Historically, ships with lower power levels have successfully operated in polar regions, but as demonstrated by the evolution of U.S. Coast Guard designs in the last 40 years, mass and velocity are the key factors in breaking heavy ice. Propelling heavy ships and/or developing higher speeds requires considerable power. Thus, while information has been obtained and could be provided on as many as 60 icebreaking ships, many of these are not believed truly suited for polar icebreaking.
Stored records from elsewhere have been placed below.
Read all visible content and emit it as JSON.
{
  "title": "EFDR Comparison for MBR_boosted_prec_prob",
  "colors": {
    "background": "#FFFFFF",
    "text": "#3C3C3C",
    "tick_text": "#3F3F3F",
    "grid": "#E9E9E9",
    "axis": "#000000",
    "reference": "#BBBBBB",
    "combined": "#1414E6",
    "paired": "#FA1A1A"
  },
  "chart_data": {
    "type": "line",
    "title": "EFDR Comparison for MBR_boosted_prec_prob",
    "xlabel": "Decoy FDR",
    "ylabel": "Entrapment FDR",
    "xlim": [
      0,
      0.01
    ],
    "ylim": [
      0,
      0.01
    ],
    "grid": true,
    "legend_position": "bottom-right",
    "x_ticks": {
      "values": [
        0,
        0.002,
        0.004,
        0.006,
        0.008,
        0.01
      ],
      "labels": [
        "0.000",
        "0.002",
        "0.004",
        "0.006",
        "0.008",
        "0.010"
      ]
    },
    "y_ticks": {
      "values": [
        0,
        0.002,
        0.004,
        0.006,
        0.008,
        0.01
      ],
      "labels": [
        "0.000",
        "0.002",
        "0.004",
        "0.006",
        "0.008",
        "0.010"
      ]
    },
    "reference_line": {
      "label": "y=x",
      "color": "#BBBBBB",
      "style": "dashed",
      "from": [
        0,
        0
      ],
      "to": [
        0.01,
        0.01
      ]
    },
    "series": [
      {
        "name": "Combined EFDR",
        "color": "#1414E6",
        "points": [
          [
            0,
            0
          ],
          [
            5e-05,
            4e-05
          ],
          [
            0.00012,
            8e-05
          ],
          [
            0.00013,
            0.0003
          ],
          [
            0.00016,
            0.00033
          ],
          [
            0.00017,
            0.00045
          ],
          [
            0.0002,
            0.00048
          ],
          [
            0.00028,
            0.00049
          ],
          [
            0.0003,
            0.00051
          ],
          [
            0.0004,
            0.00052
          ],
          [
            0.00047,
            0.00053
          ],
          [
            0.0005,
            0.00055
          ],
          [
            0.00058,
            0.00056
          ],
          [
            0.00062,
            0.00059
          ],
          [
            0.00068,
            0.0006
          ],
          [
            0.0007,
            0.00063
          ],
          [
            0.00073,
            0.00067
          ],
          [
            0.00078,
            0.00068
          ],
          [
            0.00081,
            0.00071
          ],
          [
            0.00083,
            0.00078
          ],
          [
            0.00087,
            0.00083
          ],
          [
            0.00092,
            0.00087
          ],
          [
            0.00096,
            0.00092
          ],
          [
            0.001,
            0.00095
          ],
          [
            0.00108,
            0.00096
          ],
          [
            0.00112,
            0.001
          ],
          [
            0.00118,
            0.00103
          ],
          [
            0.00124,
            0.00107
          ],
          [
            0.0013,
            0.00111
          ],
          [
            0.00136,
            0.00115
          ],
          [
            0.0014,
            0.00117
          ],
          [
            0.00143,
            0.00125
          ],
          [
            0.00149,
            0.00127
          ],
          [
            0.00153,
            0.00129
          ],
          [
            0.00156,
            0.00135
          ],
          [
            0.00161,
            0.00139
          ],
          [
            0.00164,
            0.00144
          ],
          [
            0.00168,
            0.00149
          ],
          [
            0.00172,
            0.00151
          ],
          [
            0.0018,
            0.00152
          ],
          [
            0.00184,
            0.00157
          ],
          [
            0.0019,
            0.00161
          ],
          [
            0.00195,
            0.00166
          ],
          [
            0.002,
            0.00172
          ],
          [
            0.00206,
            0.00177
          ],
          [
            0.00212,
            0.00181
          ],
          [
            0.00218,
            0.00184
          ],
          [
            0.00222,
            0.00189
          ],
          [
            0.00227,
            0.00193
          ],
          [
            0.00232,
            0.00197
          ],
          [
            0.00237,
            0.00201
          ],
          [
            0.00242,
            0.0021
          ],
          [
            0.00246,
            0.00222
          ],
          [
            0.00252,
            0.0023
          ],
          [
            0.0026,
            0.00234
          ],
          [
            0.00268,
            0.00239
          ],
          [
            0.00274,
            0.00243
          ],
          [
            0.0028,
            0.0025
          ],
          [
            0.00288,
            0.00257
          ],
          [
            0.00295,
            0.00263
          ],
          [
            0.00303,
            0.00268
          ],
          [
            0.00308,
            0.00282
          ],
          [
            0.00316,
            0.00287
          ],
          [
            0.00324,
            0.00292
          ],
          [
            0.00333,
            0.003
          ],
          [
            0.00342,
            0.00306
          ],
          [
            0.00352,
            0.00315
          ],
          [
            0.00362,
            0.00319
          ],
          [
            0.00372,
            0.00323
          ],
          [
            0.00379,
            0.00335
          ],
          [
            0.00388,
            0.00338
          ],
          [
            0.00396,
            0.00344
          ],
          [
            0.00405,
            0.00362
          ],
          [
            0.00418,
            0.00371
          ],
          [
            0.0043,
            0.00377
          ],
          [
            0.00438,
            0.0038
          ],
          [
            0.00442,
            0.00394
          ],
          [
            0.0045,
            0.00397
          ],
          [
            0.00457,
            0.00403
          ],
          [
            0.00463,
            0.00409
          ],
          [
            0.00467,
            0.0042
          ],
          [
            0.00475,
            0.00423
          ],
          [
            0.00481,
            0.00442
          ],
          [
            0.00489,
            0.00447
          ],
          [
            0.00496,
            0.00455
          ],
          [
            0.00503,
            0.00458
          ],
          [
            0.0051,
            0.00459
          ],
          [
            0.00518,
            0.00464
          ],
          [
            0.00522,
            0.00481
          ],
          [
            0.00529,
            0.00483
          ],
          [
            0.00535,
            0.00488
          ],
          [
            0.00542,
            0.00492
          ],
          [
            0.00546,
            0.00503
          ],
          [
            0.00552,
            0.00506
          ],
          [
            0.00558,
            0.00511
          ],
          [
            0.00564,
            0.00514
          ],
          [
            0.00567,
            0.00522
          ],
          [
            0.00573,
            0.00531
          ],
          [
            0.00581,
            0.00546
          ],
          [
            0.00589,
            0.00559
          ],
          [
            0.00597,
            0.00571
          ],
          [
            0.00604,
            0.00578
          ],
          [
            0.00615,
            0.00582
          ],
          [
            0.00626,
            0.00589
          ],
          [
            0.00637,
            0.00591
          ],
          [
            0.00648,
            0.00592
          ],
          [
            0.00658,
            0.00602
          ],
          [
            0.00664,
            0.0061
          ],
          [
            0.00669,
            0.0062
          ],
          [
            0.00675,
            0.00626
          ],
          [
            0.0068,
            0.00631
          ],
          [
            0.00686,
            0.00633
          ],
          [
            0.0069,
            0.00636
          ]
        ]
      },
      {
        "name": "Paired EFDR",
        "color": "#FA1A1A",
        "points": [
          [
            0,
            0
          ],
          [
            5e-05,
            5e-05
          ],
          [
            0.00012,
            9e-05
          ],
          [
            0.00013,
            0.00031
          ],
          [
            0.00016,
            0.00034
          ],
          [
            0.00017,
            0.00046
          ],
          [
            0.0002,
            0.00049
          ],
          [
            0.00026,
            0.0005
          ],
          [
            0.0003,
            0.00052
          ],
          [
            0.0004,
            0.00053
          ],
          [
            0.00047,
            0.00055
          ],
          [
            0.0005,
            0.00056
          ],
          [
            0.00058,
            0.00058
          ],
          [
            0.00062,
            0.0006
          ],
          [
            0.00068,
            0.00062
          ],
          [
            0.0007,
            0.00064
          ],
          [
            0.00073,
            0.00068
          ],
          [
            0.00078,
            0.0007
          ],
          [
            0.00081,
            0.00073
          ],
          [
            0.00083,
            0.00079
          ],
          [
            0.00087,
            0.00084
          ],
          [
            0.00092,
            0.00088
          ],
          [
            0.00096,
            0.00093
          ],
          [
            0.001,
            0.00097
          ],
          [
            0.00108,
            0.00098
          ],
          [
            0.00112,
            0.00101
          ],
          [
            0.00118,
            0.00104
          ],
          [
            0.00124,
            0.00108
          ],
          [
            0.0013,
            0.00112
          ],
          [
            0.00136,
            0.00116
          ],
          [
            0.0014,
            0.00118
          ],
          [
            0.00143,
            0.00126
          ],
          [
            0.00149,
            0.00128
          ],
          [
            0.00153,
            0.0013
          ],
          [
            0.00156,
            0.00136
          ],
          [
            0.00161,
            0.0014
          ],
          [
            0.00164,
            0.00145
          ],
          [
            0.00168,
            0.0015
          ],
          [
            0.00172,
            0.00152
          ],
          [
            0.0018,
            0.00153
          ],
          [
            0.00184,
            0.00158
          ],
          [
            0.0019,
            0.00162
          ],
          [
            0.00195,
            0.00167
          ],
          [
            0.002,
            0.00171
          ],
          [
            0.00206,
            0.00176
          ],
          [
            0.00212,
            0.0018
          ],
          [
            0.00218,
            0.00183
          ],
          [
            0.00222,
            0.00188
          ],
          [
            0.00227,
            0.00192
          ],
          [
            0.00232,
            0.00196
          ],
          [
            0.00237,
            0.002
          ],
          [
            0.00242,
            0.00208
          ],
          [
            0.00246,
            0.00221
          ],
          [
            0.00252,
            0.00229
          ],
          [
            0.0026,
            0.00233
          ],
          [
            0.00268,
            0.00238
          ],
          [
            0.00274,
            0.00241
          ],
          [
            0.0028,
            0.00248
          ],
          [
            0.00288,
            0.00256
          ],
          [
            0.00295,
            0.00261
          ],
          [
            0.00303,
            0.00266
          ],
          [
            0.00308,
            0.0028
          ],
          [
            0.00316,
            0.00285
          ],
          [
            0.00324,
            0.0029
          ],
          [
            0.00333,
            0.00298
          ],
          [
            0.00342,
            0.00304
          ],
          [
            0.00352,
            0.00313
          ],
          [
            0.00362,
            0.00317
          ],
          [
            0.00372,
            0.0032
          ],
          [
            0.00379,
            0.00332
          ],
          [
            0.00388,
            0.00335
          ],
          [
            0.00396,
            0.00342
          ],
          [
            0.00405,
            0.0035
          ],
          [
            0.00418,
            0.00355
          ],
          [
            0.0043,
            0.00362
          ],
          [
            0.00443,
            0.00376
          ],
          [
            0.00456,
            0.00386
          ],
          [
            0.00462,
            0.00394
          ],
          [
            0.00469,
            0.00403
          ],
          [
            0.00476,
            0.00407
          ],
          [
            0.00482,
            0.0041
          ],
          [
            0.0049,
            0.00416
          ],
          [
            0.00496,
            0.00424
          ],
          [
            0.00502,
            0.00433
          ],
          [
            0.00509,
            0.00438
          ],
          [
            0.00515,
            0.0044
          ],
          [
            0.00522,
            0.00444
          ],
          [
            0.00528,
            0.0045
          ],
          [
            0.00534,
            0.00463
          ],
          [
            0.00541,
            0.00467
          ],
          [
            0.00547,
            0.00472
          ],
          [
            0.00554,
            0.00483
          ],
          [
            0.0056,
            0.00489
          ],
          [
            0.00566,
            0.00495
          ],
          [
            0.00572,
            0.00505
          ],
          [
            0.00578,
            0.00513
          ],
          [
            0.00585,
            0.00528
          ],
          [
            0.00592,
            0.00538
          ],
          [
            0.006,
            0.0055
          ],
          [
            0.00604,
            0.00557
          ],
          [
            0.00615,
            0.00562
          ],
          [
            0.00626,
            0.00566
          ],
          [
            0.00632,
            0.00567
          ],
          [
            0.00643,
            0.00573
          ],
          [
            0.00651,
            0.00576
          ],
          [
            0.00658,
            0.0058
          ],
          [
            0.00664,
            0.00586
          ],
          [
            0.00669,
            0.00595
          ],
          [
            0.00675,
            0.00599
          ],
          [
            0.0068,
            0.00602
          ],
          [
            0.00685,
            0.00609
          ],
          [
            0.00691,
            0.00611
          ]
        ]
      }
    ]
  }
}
Table 6.4, which draws heavily on data provided by L.W. Brigham (personal communication, October 2000), provides a listing of the current inventory of polar icebreakers organized by country of ownership. Baltic icebreakers have also been included, although it is often a matter of opinion rather than fact which ships have some polar capability. This presentation was chosen to highlight both the fleet size and the key data for various nations having interest in the polar regions.

The world fleet of icebreakers with greater than 10,000 horsepower is 50. Russia has the largest fleet. Finland, Canada, and Sweden each operate six to seven icebreakers. The Unites States has four ships, and six other countries have one to three ships. Only Russia has used nuclear propulsion plants (seven ships). Only Russia and the United States operate ships with propulsion greater than 30,000 horsepower. Most icebreakers operate primarily in the Baltic Sea area. Russia is notable for its emphasis on icebreaker tourism.

In continuous running mode, icebreakers break ice by weight. As an icebreaker is propelled forward, it moves up onto the ice, and the weight of the hull breaks the ice. The traditional icebreaker bow is in the form of a spoon that fa-